Up to now, 122 patients completed the therapy and 93 of them (76%) had negative HCV RNA in serum at the time of completion of the therapy. Negative HCV RNA after 24 weeks (sustained virologic response SVR) after the completion of the therapy had 64/107 (60%) of the treated patients. In the course of 12 weeks of the therapy the viremy decreased by at least 2 decadic logarithms (early virologic response - EVR) in 87 patients (82%) and in 63 of them (72%) also SVR was noted.
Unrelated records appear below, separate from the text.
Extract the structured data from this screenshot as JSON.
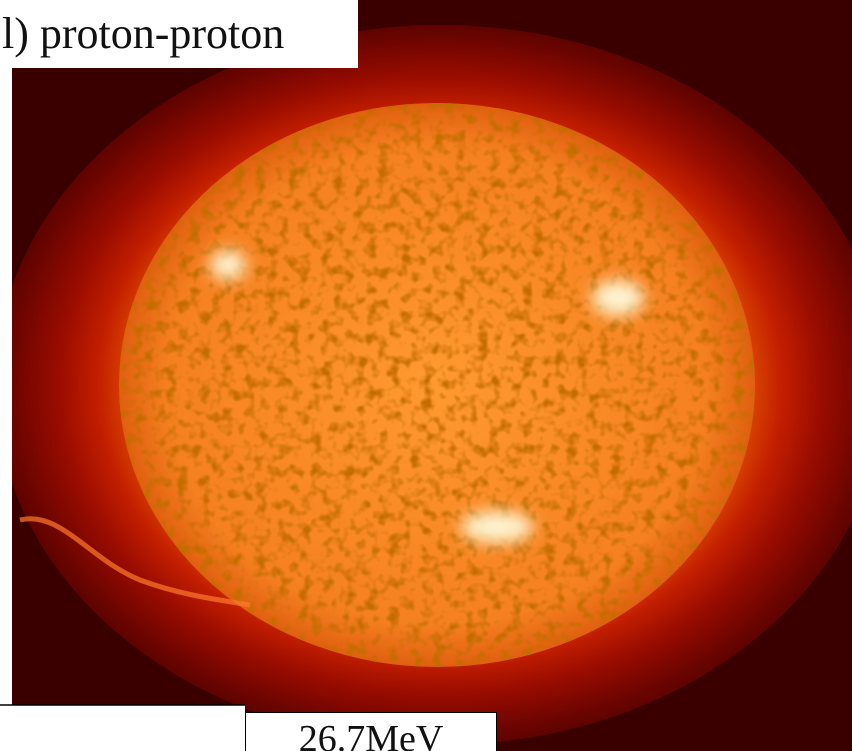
{
  "labels": {
    "title": "l) proton-proton",
    "energy": "26.7MeV"
  }
}
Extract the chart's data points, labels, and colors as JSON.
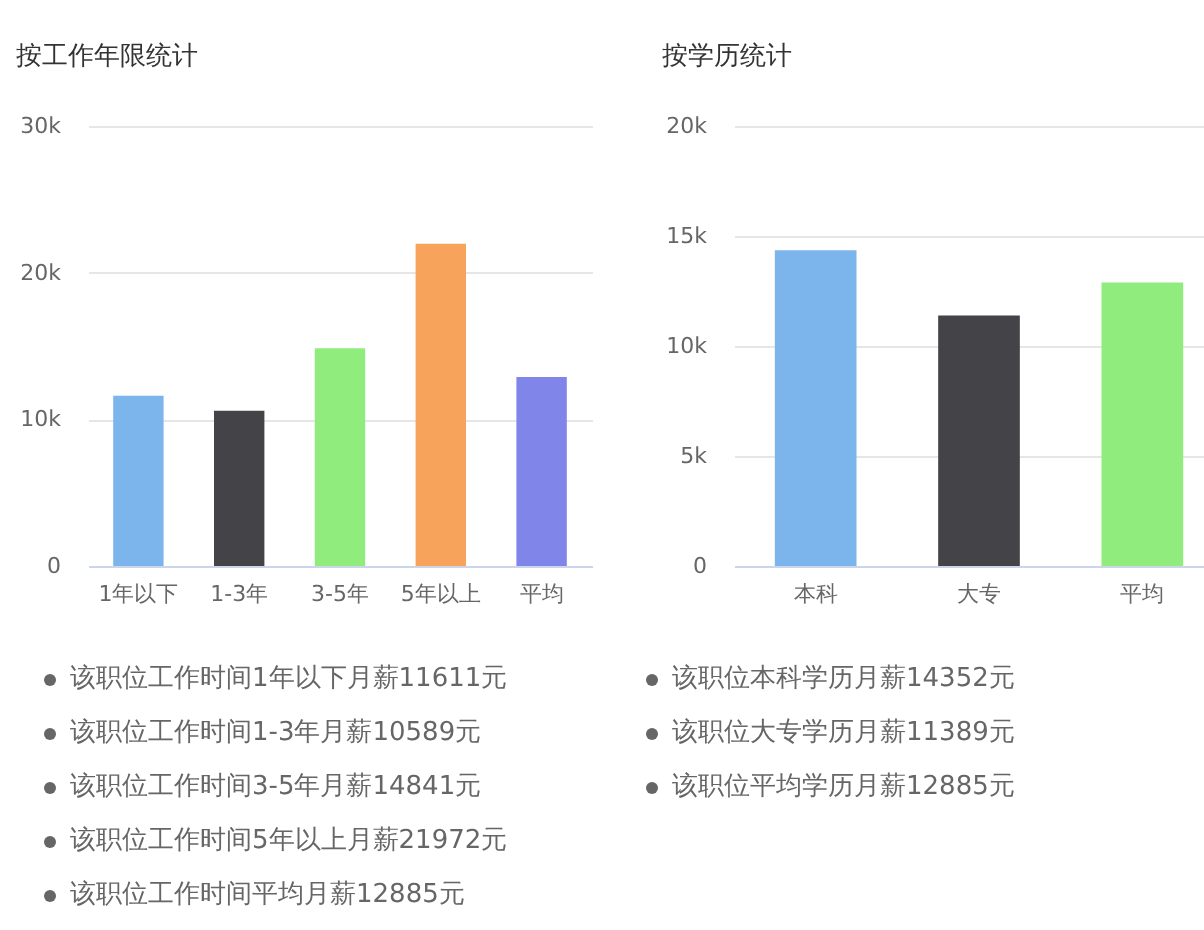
{
  "chart_data": [
    {
      "type": "bar",
      "title": "按工作年限统计",
      "categories": [
        "1年以下",
        "1-3年",
        "3-5年",
        "5年以上",
        "平均"
      ],
      "values": [
        11611,
        10589,
        14841,
        21972,
        12885
      ],
      "colors": [
        "#7cb5ec",
        "#434348",
        "#90ed7d",
        "#f7a35c",
        "#8085e9"
      ],
      "ylim": [
        0,
        30000
      ],
      "yticks": [
        {
          "value": 0,
          "label": "0"
        },
        {
          "value": 10000,
          "label": "10k"
        },
        {
          "value": 20000,
          "label": "20k"
        },
        {
          "value": 30000,
          "label": "30k"
        }
      ],
      "grid": "y",
      "annotations": [
        "该职位工作时间1年以下月薪11611元",
        "该职位工作时间1-3年月薪10589元",
        "该职位工作时间3-5年月薪14841元",
        "该职位工作时间5年以上月薪21972元",
        "该职位工作时间平均月薪12885元"
      ]
    },
    {
      "type": "bar",
      "title": "按学历统计",
      "categories": [
        "本科",
        "大专",
        "平均"
      ],
      "values": [
        14352,
        11389,
        12885
      ],
      "colors": [
        "#7cb5ec",
        "#434348",
        "#90ed7d"
      ],
      "ylim": [
        0,
        20000
      ],
      "yticks": [
        {
          "value": 0,
          "label": "0"
        },
        {
          "value": 5000,
          "label": "5k"
        },
        {
          "value": 10000,
          "label": "10k"
        },
        {
          "value": 15000,
          "label": "15k"
        },
        {
          "value": 20000,
          "label": "20k"
        }
      ],
      "grid": "y",
      "annotations": [
        "该职位本科学历月薪14352元",
        "该职位大专学历月薪11389元",
        "该职位平均学历月薪12885元"
      ]
    }
  ]
}
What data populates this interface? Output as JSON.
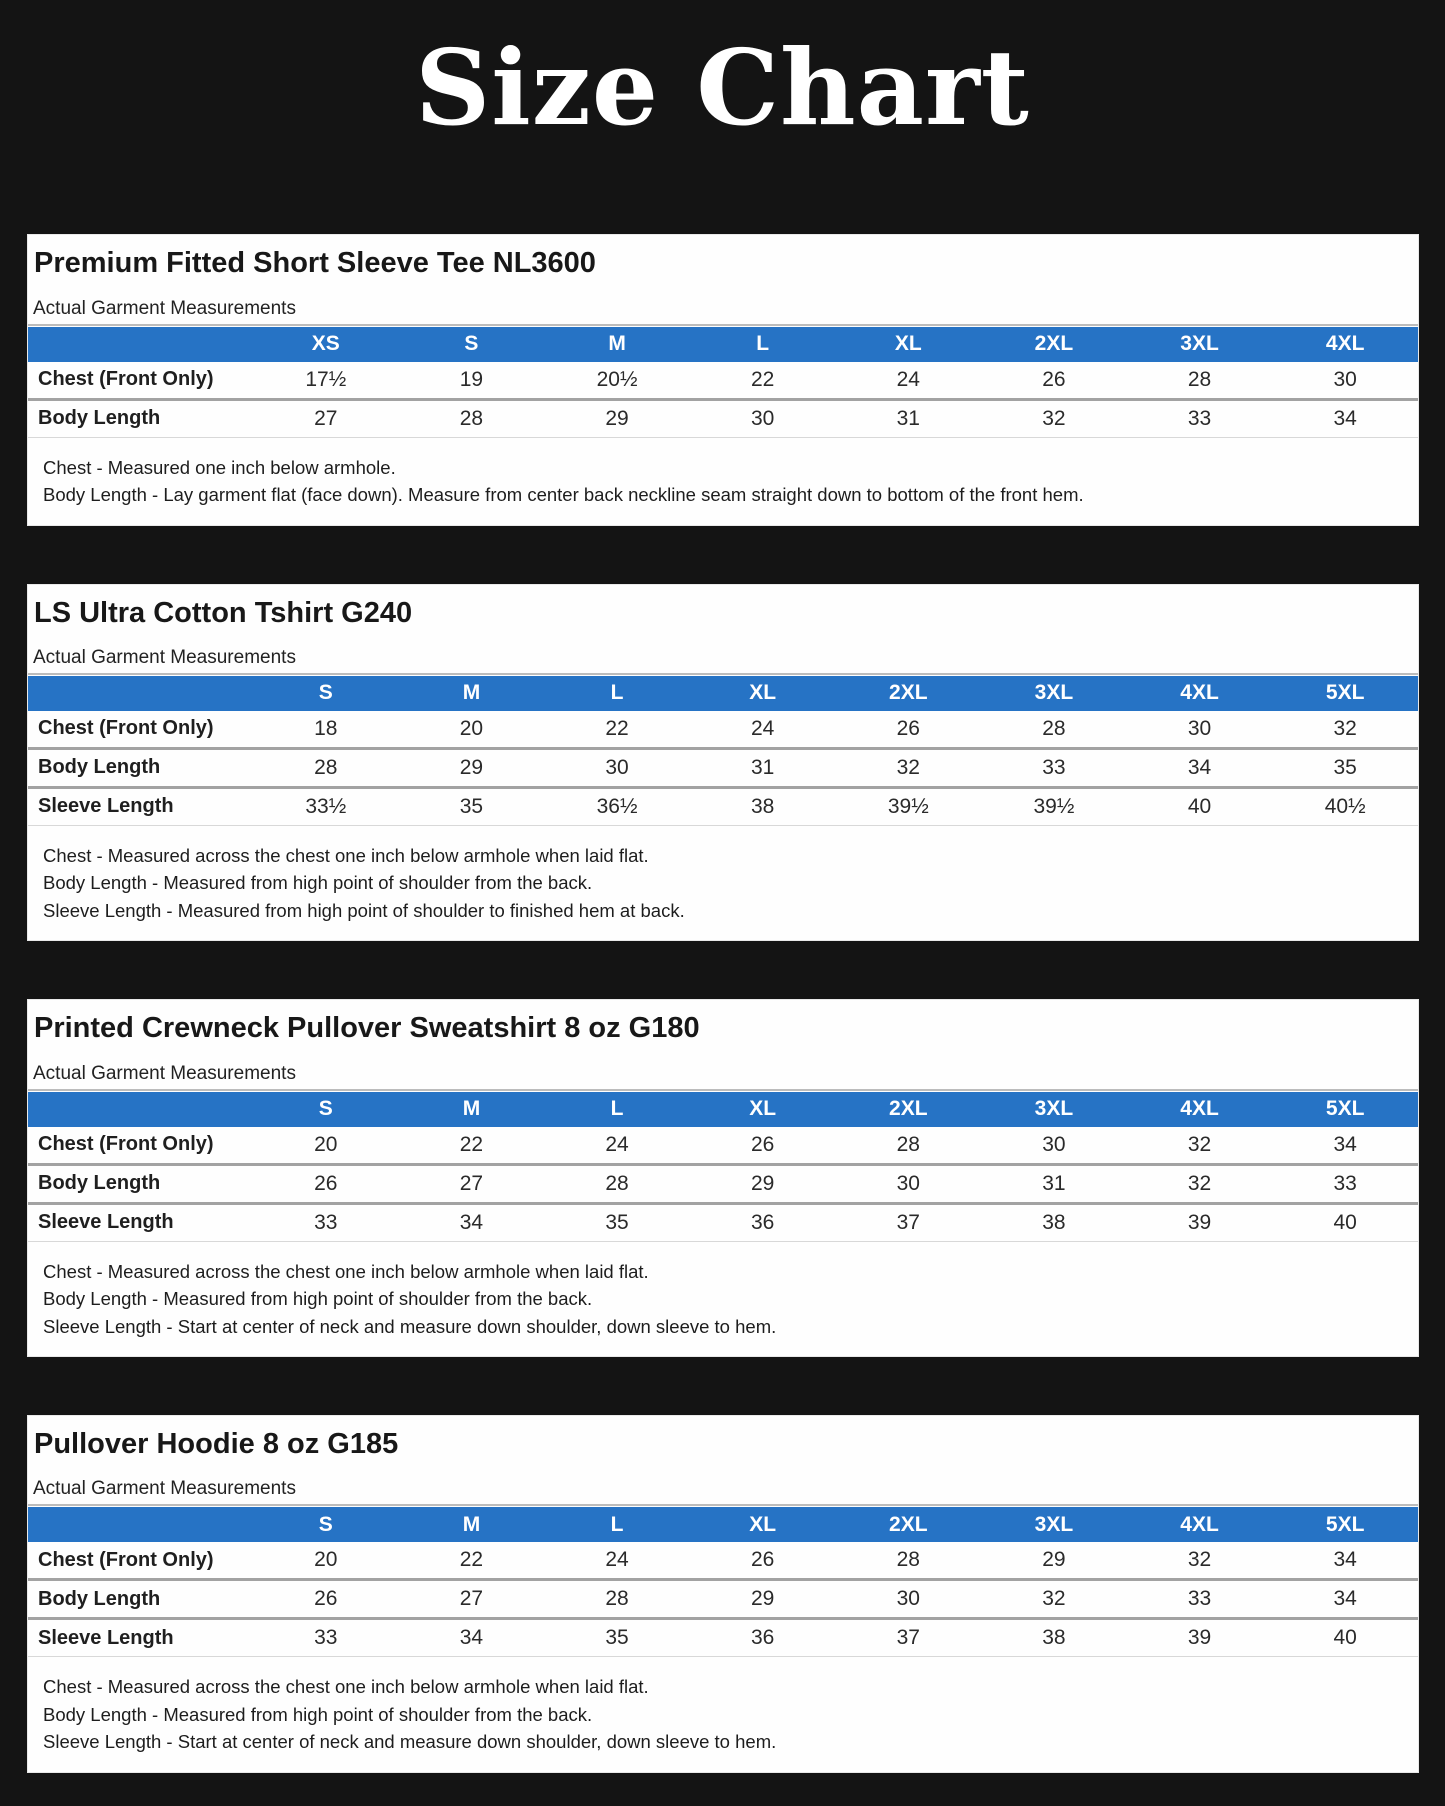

Only 19 patients had not EVR and just 1 one of them, nevertheless, achieved SVR (5%).

CONCLUSION

The achievement of EVR is a prerequisite to the successful therapy for chronic infection with HCV with the combination of PEG-IFNalpha and ribavirin. Quantitative determination of HCV RNA in serum before and during antiviral therapy is a prerequisite to the modern antiviral therapy for chronic infection with HCV.

摘要

未标注

聚乙二醇化干扰素α(PEG-IFN)与利巴韦林联合治疗是慢性丙型肝炎病毒(HCV)感染患者的当代标准治疗方法。

研究目的

本研究通过监测抗病毒治疗前及治疗期间血清中HCV RNA的变化来监测病毒血症的变化,并试图找出治疗开始时的病毒动力学与持续病毒学应答之间的关系。患者群体及方法:本研究纳入133例慢性HCV感染患者,平均年龄38岁(范围18 - 68岁)。其中86例为男性。88例患者此前未接受过治疗(初治患者),19例为复发患者,26例为既往常规干扰素α和利巴韦林治疗无应答者。106例患者(80%)感染基因型(G)1,3例(2%)感染G2,18例(14%)感染G3,1例感染G4,1例感染G6(低于1%),4例(3%)无法确定基因型。所有患者均接受聚乙二醇化干扰素α-2a(每周一次180μg)与利巴韦林联合治疗(G2或G3感染时每日800mg,G1感染且体重达74kg时每日1000mg,G1感染且体重75kg及以上时每日1200mg)。

结果

截至目前,122例患者完成治疗,其中93例(76%)在治疗结束时血清HCV RNA为阴性。治疗结束后24周时HCV RNA阴性(持续病毒学应答SVR)的患者有64/107例(60%)。在治疗的12周内,87例患者(82%)的病毒血症至少下降2个对数级(早期病毒学应答 - EVR),其中63例(72%)也实现了SVR。只有19例患者没有EVR,不过其中只有1例实现了SVR(5%)。

结论

实现EVR是聚乙二醇化干扰素α与利巴韦林联合治疗慢性HCV感染成功的前提条件。抗病毒治疗前及治疗期间血清中HCV RNA的定量测定是慢性HCV感染现代抗病毒治疗的前提条件。